ACerS Emeritus Member, Megumi Tashiro, a Society Fellow since 1964, passed away on July 16, 2008, at the age of 90. He was an Emeritus Professor of Kyoto University.
Tashiro, born in Tokyo in 1917, did his graduate work at Kyoto University and obtained his undergraduate degree from Tokyo Institute of Technology. In 1942, he became a research associate of the Institute for Chemical Research at Kyoto University. For the next 40 years, he dedicated himself to research work primarily in the area of glass science and technology for 40 years at Kyoto University, until his retirement in 1981. For a short period from 1953 to 1956, he obtained a leave from Kyoto University, and worked at the Pennsylvania State University, with Professor W.A.Weyl.

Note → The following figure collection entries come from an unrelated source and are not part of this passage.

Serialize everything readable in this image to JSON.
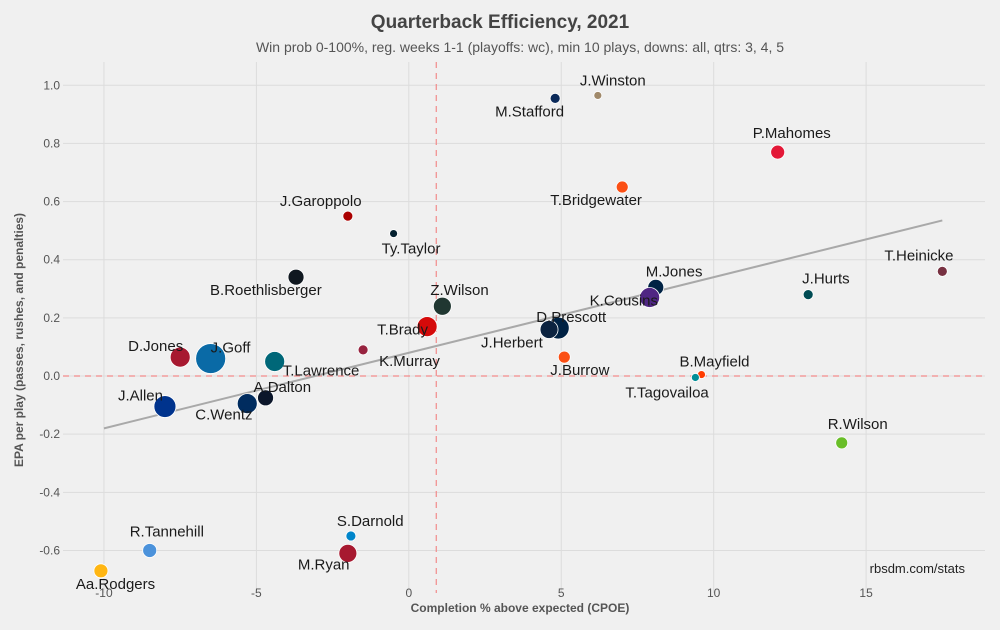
{
  "chart_data": {
    "type": "scatter",
    "title": "Quarterback Efficiency, 2021",
    "subtitle": "Win prob 0-100%, reg. weeks 1-1 (playoffs: wc), min 10 plays, downs: all, qtrs: 3, 4, 5",
    "xlabel": "Completion % above expected (CPOE)",
    "ylabel": "EPA per play (passes, rushes, and penalties)",
    "credit": "rbsdm.com/stats",
    "xlim": [
      -12,
      18.9
    ],
    "ylim": [
      -0.76,
      1.08
    ],
    "x_ticks": [
      -10,
      -5,
      0,
      5,
      10,
      15
    ],
    "x_tick_labels": [
      "-10",
      "-5",
      "0",
      "5",
      "10",
      "15"
    ],
    "y_ticks": [
      -0.6,
      -0.4,
      -0.2,
      0.0,
      0.2,
      0.4,
      0.6,
      0.8,
      1.0
    ],
    "y_tick_labels": [
      "-0.6",
      "-0.4",
      "-0.2",
      "0.0",
      "0.2",
      "0.4",
      "0.6",
      "0.8",
      "1.0"
    ],
    "grid": true,
    "mean_lines": {
      "x": 0.9,
      "y": 0.0,
      "color": "#f28b8b"
    },
    "trend_line": {
      "x": [
        -10,
        17.5
      ],
      "y": [
        -0.18,
        0.535
      ],
      "color": "#a9a9a9"
    },
    "points": [
      {
        "name": "J.Winston",
        "x": 6.2,
        "y": 0.965,
        "size": 4,
        "color": "#a0896a"
      },
      {
        "name": "M.Stafford",
        "x": 4.8,
        "y": 0.955,
        "size": 5,
        "color": "#0b2a5a"
      },
      {
        "name": "P.Mahomes",
        "x": 12.1,
        "y": 0.77,
        "size": 7,
        "color": "#e31837"
      },
      {
        "name": "T.Bridgewater",
        "x": 7.0,
        "y": 0.65,
        "size": 6,
        "color": "#fb4f14"
      },
      {
        "name": "J.Garoppolo",
        "x": -2.0,
        "y": 0.55,
        "size": 5,
        "color": "#aa0000"
      },
      {
        "name": "Ty.Taylor",
        "x": -0.5,
        "y": 0.49,
        "size": 4,
        "color": "#03202f"
      },
      {
        "name": "T.Heinicke",
        "x": 17.5,
        "y": 0.36,
        "size": 5,
        "color": "#773141"
      },
      {
        "name": "B.Roethlisberger",
        "x": -3.7,
        "y": 0.34,
        "size": 8,
        "color": "#101820"
      },
      {
        "name": "M.Jones",
        "x": 8.1,
        "y": 0.305,
        "size": 8,
        "color": "#002244"
      },
      {
        "name": "J.Hurts",
        "x": 13.1,
        "y": 0.28,
        "size": 5,
        "color": "#004c54"
      },
      {
        "name": "K.Cousins",
        "x": 7.9,
        "y": 0.27,
        "size": 10,
        "color": "#4f2683"
      },
      {
        "name": "Z.Wilson",
        "x": 1.1,
        "y": 0.24,
        "size": 9,
        "color": "#203731"
      },
      {
        "name": "T.Brady",
        "x": 0.6,
        "y": 0.17,
        "size": 10,
        "color": "#d50a0a"
      },
      {
        "name": "D.Prescott",
        "x": 4.9,
        "y": 0.165,
        "size": 11,
        "color": "#002244"
      },
      {
        "name": "J.Herbert",
        "x": 4.6,
        "y": 0.16,
        "size": 9,
        "color": "#0c2340"
      },
      {
        "name": "K.Murray",
        "x": -1.5,
        "y": 0.09,
        "size": 5,
        "color": "#97233f"
      },
      {
        "name": "D.Jones",
        "x": -7.5,
        "y": 0.065,
        "size": 10,
        "color": "#a71930"
      },
      {
        "name": "J.Goff",
        "x": -6.5,
        "y": 0.06,
        "size": 15,
        "color": "#0a6aa6"
      },
      {
        "name": "J.Burrow",
        "x": 5.1,
        "y": 0.065,
        "size": 6,
        "color": "#fb4f14"
      },
      {
        "name": "T.Lawrence",
        "x": -4.4,
        "y": 0.05,
        "size": 10,
        "color": "#006778"
      },
      {
        "name": "B.Mayfield",
        "x": 9.6,
        "y": 0.005,
        "size": 4,
        "color": "#ff3c00"
      },
      {
        "name": "T.Tagovailoa",
        "x": 9.4,
        "y": -0.005,
        "size": 4,
        "color": "#008e97"
      },
      {
        "name": "A.Dalton",
        "x": -4.7,
        "y": -0.075,
        "size": 8,
        "color": "#0b162a"
      },
      {
        "name": "C.Wentz",
        "x": -5.3,
        "y": -0.095,
        "size": 10,
        "color": "#002c5f"
      },
      {
        "name": "J.Allen",
        "x": -8.0,
        "y": -0.105,
        "size": 11,
        "color": "#00338d"
      },
      {
        "name": "R.Wilson",
        "x": 14.2,
        "y": -0.23,
        "size": 6,
        "color": "#69be28"
      },
      {
        "name": "S.Darnold",
        "x": -1.9,
        "y": -0.55,
        "size": 5,
        "color": "#0085ca"
      },
      {
        "name": "R.Tannehill",
        "x": -8.5,
        "y": -0.6,
        "size": 7,
        "color": "#4b92db"
      },
      {
        "name": "M.Ryan",
        "x": -2.0,
        "y": -0.61,
        "size": 9,
        "color": "#a71930"
      },
      {
        "name": "Aa.Rodgers",
        "x": -10.1,
        "y": -0.67,
        "size": 7,
        "color": "#ffb612"
      }
    ]
  }
}
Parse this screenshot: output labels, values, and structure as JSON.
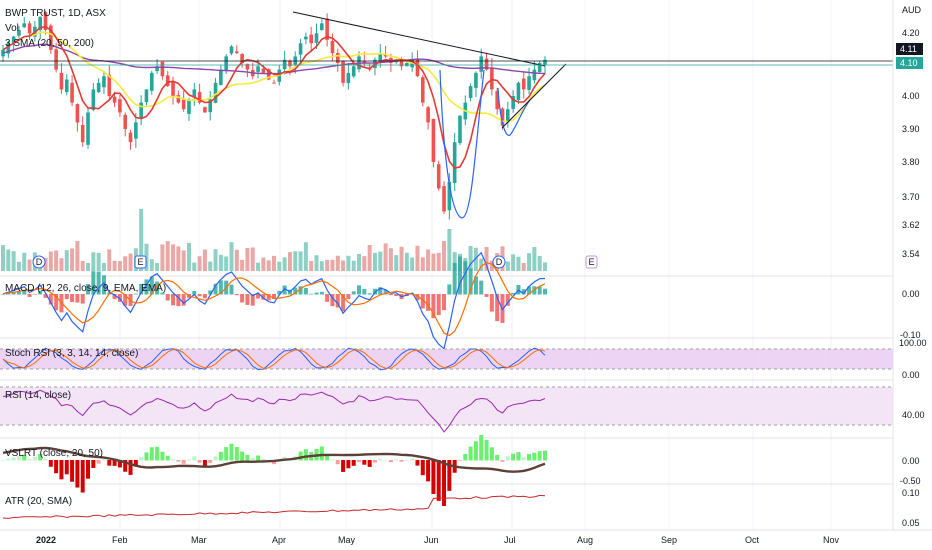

Tashiro’s achievements in the field of glass science and technology were very broad, covering “homogenization of melt in the tank furnace,” “chemical durability,” “acid-base relationship,” “effects of high energy radiations,” “high pressure effects,” “photochromic glass,” “glass formation in the unconventional oxide systems,” and “glass-ceramics.”
One of the unique features of his work is in situ observation, based on the specifically designed instrument. Examples of such observation include (1) observation of high temperature optical spectra in the course of raising temperature to find mechanism of the formation of Ag colloids in photosensitive glasses; (2) observation of the rate of dissolution in optical microscope to measure the chemical durability; (3) measurement of the rate of growth of lithium dislocate crystals under high temperature optical microscope; (4) observation of growth of alkali metal crystals at the surface of alkali silicate glasses due to electron bombardment in the electron microscope and so on.
Tashiro was recognized internationally, as well as domestically. He was invited to present an invited lecture on crystallization of glass, for instance, at the Eighth International Congress on Glass of 1968. He served the glass world as regional editor of the Journal of Non-Crystalline Solids from 1968 to 1981. He also received many honors, including the Ceramic Society of Japan’s Science Award and the Chamber of Commerce and Industry’s Science Award.